As explained in the comments || doesn't evaluate to union of objects, it returns the second one

You can do this instead:

const { lastName } = { ...objA, ...objB };

It does create a union

Answer 3

Your expression is trying to assign lastName from a property in the object returned from the sub-expression on the right side of the = assignment operator. That right side sub-expression, objA || objB objA || objB evaluates to objA , which has no lastName property, so your lastName variable receives a value of undefined .
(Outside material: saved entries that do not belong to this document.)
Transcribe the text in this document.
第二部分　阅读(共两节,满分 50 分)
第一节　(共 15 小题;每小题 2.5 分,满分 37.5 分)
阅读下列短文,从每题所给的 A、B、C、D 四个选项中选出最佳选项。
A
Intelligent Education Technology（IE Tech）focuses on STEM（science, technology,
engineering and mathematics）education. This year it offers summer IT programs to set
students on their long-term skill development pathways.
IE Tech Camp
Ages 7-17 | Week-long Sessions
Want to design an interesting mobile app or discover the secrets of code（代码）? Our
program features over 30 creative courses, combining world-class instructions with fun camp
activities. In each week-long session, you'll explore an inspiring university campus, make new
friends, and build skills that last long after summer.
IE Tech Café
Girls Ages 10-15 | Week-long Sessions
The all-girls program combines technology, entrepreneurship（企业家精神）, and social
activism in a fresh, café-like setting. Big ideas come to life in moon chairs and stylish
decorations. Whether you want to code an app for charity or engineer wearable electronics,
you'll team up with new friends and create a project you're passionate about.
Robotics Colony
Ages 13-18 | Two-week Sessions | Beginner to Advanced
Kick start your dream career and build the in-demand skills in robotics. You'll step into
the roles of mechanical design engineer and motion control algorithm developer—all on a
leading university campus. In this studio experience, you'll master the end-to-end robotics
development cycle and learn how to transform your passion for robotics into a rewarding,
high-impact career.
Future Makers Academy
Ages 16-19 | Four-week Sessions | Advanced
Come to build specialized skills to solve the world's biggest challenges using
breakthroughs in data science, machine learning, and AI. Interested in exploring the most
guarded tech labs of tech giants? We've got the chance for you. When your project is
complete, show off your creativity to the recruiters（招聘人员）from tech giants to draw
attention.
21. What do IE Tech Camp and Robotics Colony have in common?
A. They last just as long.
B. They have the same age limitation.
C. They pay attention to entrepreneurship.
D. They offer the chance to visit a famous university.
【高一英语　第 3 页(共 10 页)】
You could either just use objA , and provide a default value from objB , if the property doesn't exist in objA :

const { lastName = objB.lastName } = objA;

Or, you can spread objA and objB into a single object, and destructure from that:

const { lastName } = { ...objB, ...objA };

When spreading, reverse the order. The last object spread overwrites values from the first object. So, if you want to prefer the value from objA , list objA last.

This spreading option provides a satisfying symmetry, but is likely to be less efficient. From a performance perspective, the first option is better. But, for me, personally, I think the code you don't like provides better clarity with performance as good as you can get:

const lastName = objA.lastName || objB.lastName;

This is completely unambiguous and performs no unnecessary operations.

It should also be pointed out that neither of my solutions is strictly equivalent to the non-destructuring approach. If objA.lastName is a falsy value besides undefined , ( "" , null , 0 , or false ), then objB.lastName would be used, whereas in both of my solutions, the falsey objA.lastName would be used. Thanks to VLAZ for mentioning this in the comments.